The writer said that Iran was looking to annex Syria as it had done in Lebanon and Iraq by imposing its direct military and political power.

“Iran seeks to create chaos in Syria, destroy state institutions and break down the Syrian army, as it has done with the Iraqi army,” he wrote.

Using the example of Hizbollah in Lebanon, the writer said that Iran planned to set up its own militia in Syria to replace the army of president Bashar Al Assad.

According to Agha, Iran’s “useful Syria” plan aims to fragment the country and transform the “useless Syria” into a zone of conflict with the international coalition fighting terrorism.

“Then it would round up Sunnis in a targeted zone described as a terrorist area,” he claimed.

Agha used the example of the Sunnis being uprooted from Aleppo and Rif Dimashq and herded into camps in Idlib.
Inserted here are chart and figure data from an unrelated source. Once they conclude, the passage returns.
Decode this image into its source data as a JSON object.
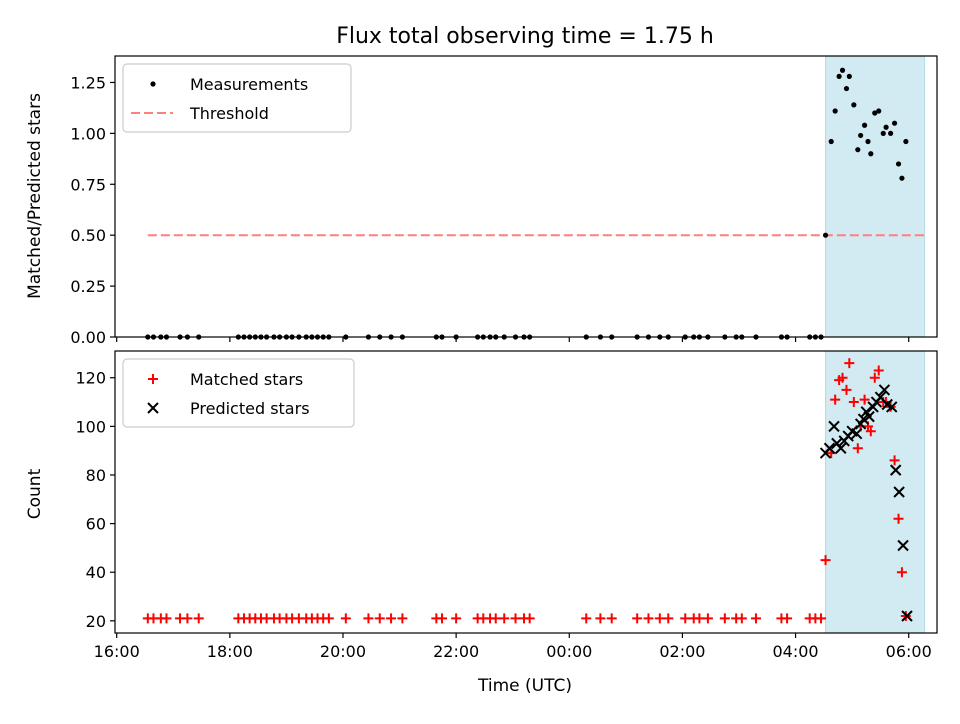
{
  "figure": {
    "title": "Flux total observing time = 1.75 h"
  },
  "colors": {
    "highlight": "#add8e6",
    "measurement": "#000000",
    "threshold": "#ff7f7f",
    "matched": "#ff0000",
    "predicted": "#000000"
  },
  "chart_data": [
    {
      "type": "scatter",
      "panel": "top",
      "xlabel": "",
      "ylabel": "Matched/Predicted stars",
      "xlim": [
        -0.03,
        14.5
      ],
      "ylim": [
        0,
        1.38
      ],
      "yticks": [
        0.0,
        0.25,
        0.5,
        0.75,
        1.0,
        1.25
      ],
      "ytick_labels": [
        "0.00",
        "0.25",
        "0.50",
        "0.75",
        "1.00",
        "1.25"
      ],
      "xticks": [
        0,
        2,
        4,
        6,
        8,
        10,
        12,
        14
      ],
      "legend": {
        "placement": "top-left",
        "entries": [
          "Measurements",
          "Threshold"
        ]
      },
      "highlight_span": [
        12.53,
        14.28
      ],
      "threshold": {
        "name": "Threshold",
        "y": 0.5,
        "x_range": [
          0.55,
          14.28
        ]
      },
      "series": [
        {
          "name": "Measurements",
          "points": [
            [
              0.55,
              0
            ],
            [
              0.65,
              0
            ],
            [
              0.78,
              0
            ],
            [
              0.88,
              0
            ],
            [
              1.12,
              0
            ],
            [
              1.25,
              0
            ],
            [
              1.45,
              0
            ],
            [
              2.15,
              0
            ],
            [
              2.25,
              0
            ],
            [
              2.35,
              0
            ],
            [
              2.45,
              0
            ],
            [
              2.55,
              0
            ],
            [
              2.65,
              0
            ],
            [
              2.78,
              0
            ],
            [
              2.88,
              0
            ],
            [
              3.0,
              0
            ],
            [
              3.1,
              0
            ],
            [
              3.22,
              0
            ],
            [
              3.35,
              0
            ],
            [
              3.45,
              0
            ],
            [
              3.55,
              0
            ],
            [
              3.65,
              0
            ],
            [
              3.75,
              0
            ],
            [
              4.05,
              0
            ],
            [
              4.45,
              0
            ],
            [
              4.65,
              0
            ],
            [
              4.85,
              0
            ],
            [
              5.05,
              0
            ],
            [
              5.65,
              0
            ],
            [
              5.75,
              0
            ],
            [
              6.0,
              0
            ],
            [
              6.38,
              0
            ],
            [
              6.48,
              0
            ],
            [
              6.6,
              0
            ],
            [
              6.7,
              0
            ],
            [
              6.85,
              0
            ],
            [
              7.05,
              0
            ],
            [
              7.2,
              0
            ],
            [
              7.3,
              0
            ],
            [
              8.3,
              0
            ],
            [
              8.55,
              0
            ],
            [
              8.75,
              0
            ],
            [
              9.2,
              0
            ],
            [
              9.4,
              0
            ],
            [
              9.6,
              0
            ],
            [
              9.75,
              0
            ],
            [
              10.05,
              0
            ],
            [
              10.2,
              0
            ],
            [
              10.3,
              0
            ],
            [
              10.45,
              0
            ],
            [
              10.75,
              0
            ],
            [
              10.95,
              0
            ],
            [
              11.05,
              0
            ],
            [
              11.3,
              0
            ],
            [
              11.75,
              0
            ],
            [
              11.85,
              0
            ],
            [
              12.25,
              0
            ],
            [
              12.35,
              0
            ],
            [
              12.45,
              0
            ],
            [
              12.53,
              0.5
            ],
            [
              12.63,
              0.96
            ],
            [
              12.7,
              1.11
            ],
            [
              12.77,
              1.28
            ],
            [
              12.83,
              1.31
            ],
            [
              12.9,
              1.22
            ],
            [
              12.95,
              1.28
            ],
            [
              13.03,
              1.14
            ],
            [
              13.1,
              0.92
            ],
            [
              13.15,
              0.99
            ],
            [
              13.22,
              1.04
            ],
            [
              13.28,
              0.96
            ],
            [
              13.33,
              0.9
            ],
            [
              13.4,
              1.1
            ],
            [
              13.47,
              1.11
            ],
            [
              13.55,
              1.0
            ],
            [
              13.6,
              1.03
            ],
            [
              13.68,
              1.0
            ],
            [
              13.75,
              1.05
            ],
            [
              13.82,
              0.85
            ],
            [
              13.88,
              0.78
            ],
            [
              13.95,
              0.96
            ]
          ]
        }
      ]
    },
    {
      "type": "scatter",
      "panel": "bottom",
      "xlabel": "Time (UTC)",
      "ylabel": "Count",
      "xlim": [
        -0.03,
        14.5
      ],
      "ylim": [
        15,
        131
      ],
      "yticks": [
        20,
        40,
        60,
        80,
        100,
        120
      ],
      "ytick_labels": [
        "20",
        "40",
        "60",
        "80",
        "100",
        "120"
      ],
      "xticks": [
        0,
        2,
        4,
        6,
        8,
        10,
        12,
        14
      ],
      "xtick_labels": [
        "16:00",
        "18:00",
        "20:00",
        "22:00",
        "00:00",
        "02:00",
        "04:00",
        "06:00"
      ],
      "legend": {
        "placement": "top-left",
        "entries": [
          "Matched stars",
          "Predicted stars"
        ]
      },
      "highlight_span": [
        12.53,
        14.28
      ],
      "series": [
        {
          "name": "Matched stars",
          "marker": "plus",
          "points": [
            [
              0.55,
              21
            ],
            [
              0.65,
              21
            ],
            [
              0.78,
              21
            ],
            [
              0.88,
              21
            ],
            [
              1.12,
              21
            ],
            [
              1.25,
              21
            ],
            [
              1.45,
              21
            ],
            [
              2.15,
              21
            ],
            [
              2.25,
              21
            ],
            [
              2.35,
              21
            ],
            [
              2.45,
              21
            ],
            [
              2.55,
              21
            ],
            [
              2.65,
              21
            ],
            [
              2.78,
              21
            ],
            [
              2.88,
              21
            ],
            [
              3.0,
              21
            ],
            [
              3.1,
              21
            ],
            [
              3.22,
              21
            ],
            [
              3.35,
              21
            ],
            [
              3.45,
              21
            ],
            [
              3.55,
              21
            ],
            [
              3.65,
              21
            ],
            [
              3.75,
              21
            ],
            [
              4.05,
              21
            ],
            [
              4.45,
              21
            ],
            [
              4.65,
              21
            ],
            [
              4.85,
              21
            ],
            [
              5.05,
              21
            ],
            [
              5.65,
              21
            ],
            [
              5.75,
              21
            ],
            [
              6.0,
              21
            ],
            [
              6.38,
              21
            ],
            [
              6.48,
              21
            ],
            [
              6.6,
              21
            ],
            [
              6.7,
              21
            ],
            [
              6.85,
              21
            ],
            [
              7.05,
              21
            ],
            [
              7.2,
              21
            ],
            [
              7.3,
              21
            ],
            [
              8.3,
              21
            ],
            [
              8.55,
              21
            ],
            [
              8.75,
              21
            ],
            [
              9.2,
              21
            ],
            [
              9.4,
              21
            ],
            [
              9.6,
              21
            ],
            [
              9.75,
              21
            ],
            [
              10.05,
              21
            ],
            [
              10.2,
              21
            ],
            [
              10.3,
              21
            ],
            [
              10.45,
              21
            ],
            [
              10.75,
              21
            ],
            [
              10.95,
              21
            ],
            [
              11.05,
              21
            ],
            [
              11.3,
              21
            ],
            [
              11.75,
              21
            ],
            [
              11.85,
              21
            ],
            [
              12.25,
              21
            ],
            [
              12.35,
              21
            ],
            [
              12.45,
              21
            ],
            [
              12.53,
              45
            ],
            [
              12.63,
              89
            ],
            [
              12.7,
              111
            ],
            [
              12.77,
              119
            ],
            [
              12.83,
              120
            ],
            [
              12.9,
              115
            ],
            [
              12.95,
              126
            ],
            [
              13.03,
              110
            ],
            [
              13.1,
              91
            ],
            [
              13.15,
              100
            ],
            [
              13.22,
              111
            ],
            [
              13.28,
              100
            ],
            [
              13.33,
              98
            ],
            [
              13.4,
              120
            ],
            [
              13.47,
              123
            ],
            [
              13.55,
              110
            ],
            [
              13.6,
              110
            ],
            [
              13.68,
              108
            ],
            [
              13.75,
              86
            ],
            [
              13.82,
              62
            ],
            [
              13.88,
              40
            ],
            [
              13.95,
              22
            ]
          ]
        },
        {
          "name": "Predicted stars",
          "marker": "x",
          "points": [
            [
              12.53,
              89
            ],
            [
              12.6,
              91
            ],
            [
              12.68,
              100
            ],
            [
              12.73,
              93
            ],
            [
              12.8,
              91
            ],
            [
              12.86,
              94
            ],
            [
              12.93,
              96
            ],
            [
              13.0,
              98
            ],
            [
              13.08,
              97
            ],
            [
              13.15,
              101
            ],
            [
              13.2,
              103
            ],
            [
              13.25,
              106
            ],
            [
              13.3,
              104
            ],
            [
              13.37,
              108
            ],
            [
              13.43,
              110
            ],
            [
              13.5,
              112
            ],
            [
              13.57,
              115
            ],
            [
              13.62,
              109
            ],
            [
              13.7,
              108
            ],
            [
              13.77,
              82
            ],
            [
              13.83,
              73
            ],
            [
              13.9,
              51
            ],
            [
              13.97,
              22
            ]
          ]
        }
      ]
    }
  ]
}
It was not unlikely that many of them would end up victims of a possible holocaust under the pretext of fighting Jabhat Fateh Al Sham (formerly Al Nusra Front), he said.

Agha said that Iran and Mr Al Assad’s regime do not fear ISIL, because evidence had shown that there had been coordination and understanding between them ever since Raqqa then Mosul and Palmyra were “effortlessly handed over too”.

He added that both Iran and the Syrian regime were at ease with the displacement of more than 10 million Sunnis over the past few years, particularly those who had gone to remote countries.

“The Syrian regime has talked about a population balance – referring to the significant decline in Syria’s majority with the hope that it would soon become a minority.

“It is well aware that the refugees are less likely to return to their homeland after five years, and finds no big deal in keeping the millions of displaced in camps strewn over Jordan, Lebanon and South Turkey. After all, Palestinians have remained in camps for long decades before them,” the writer said.

He concluded that reaching an understanding with Iran is out of the question as long as it maintains a hostile approach.